Mark Potok, editor of the SPLC's magazine Intelligence Report, says the racist-hunting organization stands behind the article. Potok believes Lawless sent the e-mail, despite her disavowals.
"She apparently denies to some people that she sent an e-mail to the National Socialist Movement, but she has no problem agreeing that she attended a neo-Nazi rally," Potok points out, commenting that regarding the e-mail, "Laine Lawless has never, ever told us that the story was untrue. She's obviously said that to other people, but she has never asked for a retraction, or a correction, or told us that it wasn't so."
Lawless counters that even the FBI must know the electronic missive is a fake, otherwise why hasn't the agency contacted her about it? But when pushed to declare whether she agrees with what the e-mail advocates, she makes a surprising defense of its declarations.
"Everything on that list except for two things is perfectly legal," she contends. "Reporting and observing, turning in illegal aliens, what's illegal about that? That's what the Minutemen do."
And as for the part about robbing illegal aliens at banks and check-cashing places, well, that didn't mean all illegal aliens.

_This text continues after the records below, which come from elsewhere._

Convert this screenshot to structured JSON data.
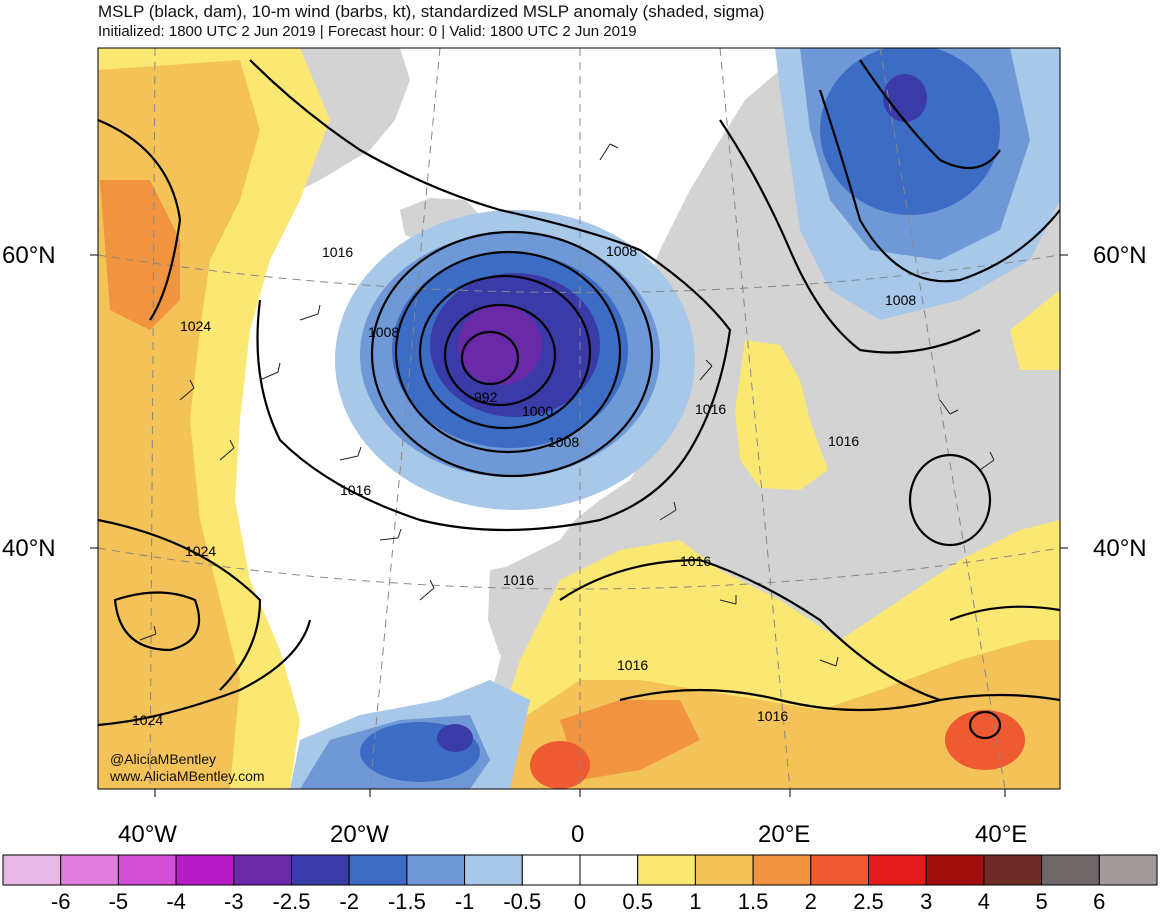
{
  "header": {
    "title": "MSLP (black, dam), 10-m wind (barbs, kt), standardized MSLP anomaly (shaded, sigma)",
    "subtitle": "Initialized: 1800 UTC 2 Jun 2019 | Forecast hour: 0 | Valid: 1800 UTC 2 Jun 2019"
  },
  "map": {
    "lat_labels": [
      "60°N",
      "40°N"
    ],
    "lon_labels": [
      "40°W",
      "20°W",
      "0",
      "20°E",
      "40°E"
    ],
    "land_color": "#d3d3d3",
    "ocean_color": "#ffffff",
    "isobar_labels": [
      "1016",
      "1024",
      "1008",
      "992",
      "1000",
      "1008",
      "1016",
      "1008",
      "1016",
      "1016",
      "1016",
      "1024",
      "1016",
      "1016",
      "1016",
      "1024",
      "1008",
      "1016"
    ],
    "credits": [
      "@AliciaMBentley",
      "www.AliciaMBentley.com"
    ]
  },
  "colorbar": {
    "labels": [
      "-6",
      "-5",
      "-4",
      "-3",
      "-2.5",
      "-2",
      "-1.5",
      "-1",
      "-0.5",
      "0",
      "0.5",
      "1",
      "1.5",
      "2",
      "2.5",
      "3",
      "4",
      "5",
      "6"
    ],
    "colors": [
      "#e8b8e6",
      "#e07fe0",
      "#d44fd8",
      "#b51cc6",
      "#6a2aa8",
      "#3a3aa8",
      "#3c6cc4",
      "#6f98d6",
      "#a7c8e8",
      "#ffffff",
      "#ffffff",
      "#fbe873",
      "#f3c259",
      "#f1943f",
      "#ee5a32",
      "#e31b1b",
      "#a10d0d",
      "#6e2c28",
      "#6f6767",
      "#a39b9b"
    ]
  },
  "chart_data": {
    "type": "heatmap",
    "title": "MSLP (black, dam), 10-m wind (barbs, kt), standardized MSLP anomaly (shaded, sigma)",
    "valid": "1800 UTC 2 Jun 2019",
    "forecast_hour": 0,
    "colorbar_levels": [
      -6,
      -5,
      -4,
      -3,
      -2.5,
      -2,
      -1.5,
      -1,
      -0.5,
      0,
      0.5,
      1,
      1.5,
      2,
      2.5,
      3,
      4,
      5,
      6
    ],
    "features": [
      {
        "name": "Low near Ireland",
        "min_mslp": "992",
        "anomaly_sigma": "-2.5 to -3"
      },
      {
        "name": "Low over northern Scandinavia",
        "anomaly_sigma": "-2.5"
      },
      {
        "name": "Subtropical high",
        "mslp": "1024"
      }
    ]
  }
}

"It seems to me that, as far as I can tell, the suggestion for depriving people of their money was talking about smugglers smuggling money," she says. "They took that totally out of context, and they placed it as beating up Mexicans and robbing them. That wasn't it."
Lawless swears she has no truck with neo-Nazis, because they don't like gays, and she vehemently rejects the racist label others apply to her pointing out that she's had many friends of other nationalities and skin colors.
"My prolific relationships with other women have spanned various ages and races over the years, starting when I was 19," Lawless gushes after being asked about an affair with a Filipina that was confirmed through another source.
In general conversation, Lawless drops the occasional Yiddish expression, makes comments like "I sure do miss black people" (referring to the paucity of African-Americans in Phoenix), and says she longs for the "really cheap ethnic restaurants" of the Bay Area. Lawless never slips into outright ethnic slurs, and at a counterprotest to the anti-Prop 300 protest in Glendale during the BCS Championship Game last month at University of Phoenix Stadium, she only spouted vulgarity when addressed with vulgarity.